Can We Get A Slow Clap? Harvard Is Getting A Little Less Whitewashed

Harvard’s incoming freshman class is majority non-white, which means big things for diversity on campus.

Oct 17, 2017

Harvard Business school building in Cambridge Massachusetts USA

Harvard University has been in the news a lot recently after rescinding a fellowship offered to Chelsea Manning and then hiring Trump’s ex-Press Secretary Sean Spicer.

In a separate incident, two male Harvard history professors complained to the administration when a qualified Black female doctoral applicant who had served a prison sentence applied to the doctoral program. They argued that “Fox News would probably say that P.C. liberal Harvard gave 200 grand of funding to a child murderer.” The applicant was swiftly rejected.

While Harvard has done its fair share of capitulation to the cis, white patriarchy, it is notable that the university’s incoming freshman class is majority non-white.


While the BBC claims that this is the first time in 381 years that this has been the case, the LA Times picked up on official numbers from the Harvard Gazette that show that not only is this not the first year that minorities are the majority, the numbers are actually down from last year. This year’s minority admissions are at 50.8%, whereas last year’s were 51.4%.

Harvard spokeswoman Rachel Dane said the numbers in the Gazette were accurate. –Ann M. Simmons and Melissa Etehad

2017’s breakdown is still notable, at 22.2% Asian American, 14.6% African American, 11.6% Hispanic and Latino, and 2.5% Native American and Pacific Islander. 15.1% are first-generation students. Harvard is also one of the schools where men and women are generally admitted at equal rates.

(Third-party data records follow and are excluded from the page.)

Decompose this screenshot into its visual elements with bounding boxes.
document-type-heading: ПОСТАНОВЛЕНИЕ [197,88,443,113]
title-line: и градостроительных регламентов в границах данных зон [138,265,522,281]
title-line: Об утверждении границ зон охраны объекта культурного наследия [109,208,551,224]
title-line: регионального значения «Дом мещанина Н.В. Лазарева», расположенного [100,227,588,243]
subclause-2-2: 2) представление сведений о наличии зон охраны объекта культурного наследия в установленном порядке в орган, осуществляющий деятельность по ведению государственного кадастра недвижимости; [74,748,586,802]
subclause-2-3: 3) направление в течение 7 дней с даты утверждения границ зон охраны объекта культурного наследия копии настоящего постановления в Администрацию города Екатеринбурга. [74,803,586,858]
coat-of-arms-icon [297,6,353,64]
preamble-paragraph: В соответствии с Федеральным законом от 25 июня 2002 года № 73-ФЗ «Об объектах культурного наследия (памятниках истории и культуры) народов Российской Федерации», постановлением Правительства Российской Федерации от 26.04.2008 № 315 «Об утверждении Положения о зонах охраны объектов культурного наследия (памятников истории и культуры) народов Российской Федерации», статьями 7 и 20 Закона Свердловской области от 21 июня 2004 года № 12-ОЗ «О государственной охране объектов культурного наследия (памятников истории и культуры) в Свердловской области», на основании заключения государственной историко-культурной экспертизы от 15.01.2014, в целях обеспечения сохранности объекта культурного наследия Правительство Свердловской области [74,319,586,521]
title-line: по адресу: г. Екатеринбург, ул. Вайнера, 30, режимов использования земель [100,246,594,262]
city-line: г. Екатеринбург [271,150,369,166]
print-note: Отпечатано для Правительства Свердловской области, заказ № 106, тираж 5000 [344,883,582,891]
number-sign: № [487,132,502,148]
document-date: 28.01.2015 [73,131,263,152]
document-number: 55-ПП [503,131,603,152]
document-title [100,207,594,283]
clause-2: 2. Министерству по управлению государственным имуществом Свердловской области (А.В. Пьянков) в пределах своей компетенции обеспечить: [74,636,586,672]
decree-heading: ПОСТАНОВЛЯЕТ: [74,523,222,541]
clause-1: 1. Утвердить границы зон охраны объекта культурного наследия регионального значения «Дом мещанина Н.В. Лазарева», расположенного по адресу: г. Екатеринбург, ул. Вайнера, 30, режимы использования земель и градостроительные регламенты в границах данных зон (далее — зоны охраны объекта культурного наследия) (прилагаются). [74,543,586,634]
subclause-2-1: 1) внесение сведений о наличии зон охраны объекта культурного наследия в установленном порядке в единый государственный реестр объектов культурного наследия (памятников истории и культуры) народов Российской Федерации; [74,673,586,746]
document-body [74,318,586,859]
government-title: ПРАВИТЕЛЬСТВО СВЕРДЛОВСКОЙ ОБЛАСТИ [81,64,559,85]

The legal battle over diversity

Despite seemingly dropping minority admission numbers, Harvard has still come under fire for its acceptance policies. CNN reports that the Department of Justice is exploring a complaint

Filed by a coalition of 64 Asian-American associations in May 2015 [which] “alleges racial discrimination against Asian-Americans in [Harvard’s] admissions policy and practices.” say Nancy Coleman and Sarah Isgur Flores.

The complaint may seem strange considering that Asian Americans dominate the spread of minority admissions. It challenges the basic structure of Affirmative Action, arguing that “the Supreme Court was misled” and that there was

An elaborate mechanism [in place to hide] Harvard’s systematic campaign of racial and ethnic discrimination against certain disfavored classes of applicants […] created for the specific purpose of discriminating against Jewish applicants [and used] today […] to hide intentional discrimination against Asian Americans- Students for Fair Admissions, Inc. v. President and Fellows of Harvard College

It’s a hefty claim and Harvard, for its part, has denied all allegations, which are also alleged to include “admissions policies deemed to discriminate against white applicants”:

Harvard spokeswoman Melodie Jackson said in a statement that the college’s admissions process “considers each applicant as a whole person” and is “consistent with the legal standards established by the US Supreme Court.” writes Nancy Coleman

And though the minority admissions numbers haven’t set a record overall this year, there are some communities who have had higher acceptance rates: Latino and Hispanic applicants, Native Americans and Pacific Islanders and, interestingly enough considering the lawsuit, Asian Americans.